The objective of Mvasi’s phase 3 clinical trial was to follow the FDA’s guidance and show there is no meaningful clinical difference between it and Avastin. The trial was not intended to meet the goal of phase 3 trials of new drugs, which is to establish the safety and efficacy of the product. The primary endpoint in Mvasi’s phase 3 trial was simply to show equivalence between it and Avastin on overall response rate.

While a routine approval process can streamline approvals, it also can have a downside— complacency. Biosimilars and the FDA approval process are still very new; only seven products have crossed the finish line in the United States. Any new process needs to be fine-tuned and further developed. The approval of Mvasi and the recommended approval of MYL-14010 highlight a concern that may warrant further attention by the FDA. Rifkin points out that Avastin is most commonly used to treat colorectal cancer, yet Mvasi’s phase 3 trial was in non–small cell lung cancer. That may cause oncologists to have some reluctance about using Mvasi to treat colorectal cancer.

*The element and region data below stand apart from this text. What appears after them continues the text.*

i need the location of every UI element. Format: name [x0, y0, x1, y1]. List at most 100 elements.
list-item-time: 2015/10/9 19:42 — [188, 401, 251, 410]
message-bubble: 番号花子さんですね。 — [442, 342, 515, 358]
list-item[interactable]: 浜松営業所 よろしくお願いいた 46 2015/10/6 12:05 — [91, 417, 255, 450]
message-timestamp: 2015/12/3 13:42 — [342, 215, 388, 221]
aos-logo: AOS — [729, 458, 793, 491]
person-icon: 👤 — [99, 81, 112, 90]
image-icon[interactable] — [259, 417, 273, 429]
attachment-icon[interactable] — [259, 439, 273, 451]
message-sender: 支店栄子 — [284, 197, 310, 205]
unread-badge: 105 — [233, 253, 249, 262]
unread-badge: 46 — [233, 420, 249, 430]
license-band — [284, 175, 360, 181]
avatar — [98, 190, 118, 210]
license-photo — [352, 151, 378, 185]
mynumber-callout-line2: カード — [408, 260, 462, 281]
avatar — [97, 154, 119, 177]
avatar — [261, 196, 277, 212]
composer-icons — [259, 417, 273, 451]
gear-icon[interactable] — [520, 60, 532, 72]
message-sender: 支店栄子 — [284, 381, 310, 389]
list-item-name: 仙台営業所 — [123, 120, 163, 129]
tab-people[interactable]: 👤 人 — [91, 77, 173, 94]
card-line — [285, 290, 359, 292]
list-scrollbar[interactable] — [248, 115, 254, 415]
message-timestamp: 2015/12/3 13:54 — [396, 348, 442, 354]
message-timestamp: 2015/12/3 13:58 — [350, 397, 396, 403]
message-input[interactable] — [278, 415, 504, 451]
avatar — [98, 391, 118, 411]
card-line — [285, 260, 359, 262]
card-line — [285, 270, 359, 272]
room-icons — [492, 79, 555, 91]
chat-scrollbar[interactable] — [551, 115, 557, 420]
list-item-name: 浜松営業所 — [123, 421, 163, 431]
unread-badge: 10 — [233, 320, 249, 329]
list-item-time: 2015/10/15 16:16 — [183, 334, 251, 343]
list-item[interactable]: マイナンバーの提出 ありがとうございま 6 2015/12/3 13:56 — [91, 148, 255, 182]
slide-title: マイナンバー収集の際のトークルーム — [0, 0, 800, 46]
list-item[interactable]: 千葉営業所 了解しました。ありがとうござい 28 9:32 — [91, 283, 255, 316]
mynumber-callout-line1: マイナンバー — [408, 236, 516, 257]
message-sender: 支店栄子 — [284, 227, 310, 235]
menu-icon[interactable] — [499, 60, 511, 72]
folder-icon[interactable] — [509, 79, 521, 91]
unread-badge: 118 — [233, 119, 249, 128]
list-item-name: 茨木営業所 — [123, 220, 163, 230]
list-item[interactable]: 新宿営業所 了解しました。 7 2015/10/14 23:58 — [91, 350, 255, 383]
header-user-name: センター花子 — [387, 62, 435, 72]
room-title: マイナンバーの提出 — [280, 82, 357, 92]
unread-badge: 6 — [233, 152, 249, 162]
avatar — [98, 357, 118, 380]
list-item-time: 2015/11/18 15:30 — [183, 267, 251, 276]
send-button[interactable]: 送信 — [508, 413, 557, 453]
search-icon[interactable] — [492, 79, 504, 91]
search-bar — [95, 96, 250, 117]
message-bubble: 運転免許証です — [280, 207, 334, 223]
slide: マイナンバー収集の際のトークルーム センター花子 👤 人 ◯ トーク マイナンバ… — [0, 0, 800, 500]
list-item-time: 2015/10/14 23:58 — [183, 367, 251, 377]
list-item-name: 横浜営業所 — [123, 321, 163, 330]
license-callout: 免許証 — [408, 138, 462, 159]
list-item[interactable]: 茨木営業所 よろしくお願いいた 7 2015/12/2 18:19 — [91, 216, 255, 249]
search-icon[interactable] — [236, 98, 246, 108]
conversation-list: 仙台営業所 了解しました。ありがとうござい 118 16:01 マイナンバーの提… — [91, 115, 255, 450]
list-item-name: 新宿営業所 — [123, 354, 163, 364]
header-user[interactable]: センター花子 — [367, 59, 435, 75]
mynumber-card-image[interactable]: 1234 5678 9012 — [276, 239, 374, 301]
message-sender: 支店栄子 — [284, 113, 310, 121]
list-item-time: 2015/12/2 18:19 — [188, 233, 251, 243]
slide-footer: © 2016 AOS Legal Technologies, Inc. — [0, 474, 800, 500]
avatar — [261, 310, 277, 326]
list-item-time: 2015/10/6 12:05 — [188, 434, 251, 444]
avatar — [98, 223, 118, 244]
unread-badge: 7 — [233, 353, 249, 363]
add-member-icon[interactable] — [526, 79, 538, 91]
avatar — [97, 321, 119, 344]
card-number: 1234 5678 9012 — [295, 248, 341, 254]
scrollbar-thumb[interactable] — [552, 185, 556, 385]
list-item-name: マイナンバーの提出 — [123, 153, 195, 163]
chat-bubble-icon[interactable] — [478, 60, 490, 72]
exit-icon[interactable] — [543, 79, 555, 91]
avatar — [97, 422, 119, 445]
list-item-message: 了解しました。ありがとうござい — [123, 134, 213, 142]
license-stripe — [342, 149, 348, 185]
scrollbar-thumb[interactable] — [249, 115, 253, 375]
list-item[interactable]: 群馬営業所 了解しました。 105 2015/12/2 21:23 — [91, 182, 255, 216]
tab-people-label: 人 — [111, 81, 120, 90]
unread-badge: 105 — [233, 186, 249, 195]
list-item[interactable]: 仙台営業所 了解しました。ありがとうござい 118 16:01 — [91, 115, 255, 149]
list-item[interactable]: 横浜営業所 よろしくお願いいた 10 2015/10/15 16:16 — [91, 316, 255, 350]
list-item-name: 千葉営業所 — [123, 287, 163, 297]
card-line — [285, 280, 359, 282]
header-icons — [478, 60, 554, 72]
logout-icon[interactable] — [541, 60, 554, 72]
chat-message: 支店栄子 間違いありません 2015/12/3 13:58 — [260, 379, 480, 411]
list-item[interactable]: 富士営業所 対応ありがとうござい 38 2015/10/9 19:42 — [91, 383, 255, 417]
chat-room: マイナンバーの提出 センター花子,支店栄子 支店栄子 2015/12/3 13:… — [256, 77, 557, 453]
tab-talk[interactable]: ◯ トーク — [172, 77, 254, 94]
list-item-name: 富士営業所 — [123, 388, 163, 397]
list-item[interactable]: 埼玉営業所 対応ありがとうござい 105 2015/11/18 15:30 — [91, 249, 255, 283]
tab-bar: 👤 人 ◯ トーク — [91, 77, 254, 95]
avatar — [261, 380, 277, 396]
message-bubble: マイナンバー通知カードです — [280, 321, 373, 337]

Rifkin added that Mvasi’s phase 3 trial was a comparison with Avastin in which both were used in combination with carboplatin and paclitaxel. Rifkin says that combination regimen is now being replaced by others.

The possibility that the FDA needs to devote more attention to phase 3 trials was actually raised in the review of MYL-14010. The summary minutes for the review meeting include a recommendation from a panelist that careful consideration needs to be given to trial design and endpoint selection. A second comment highlighted that Herceptin is often given in conjunction with Perjeta (pertuzumab), and that the MYL-14010 phase 3 trial used taxane chemotherapy as the combination agent.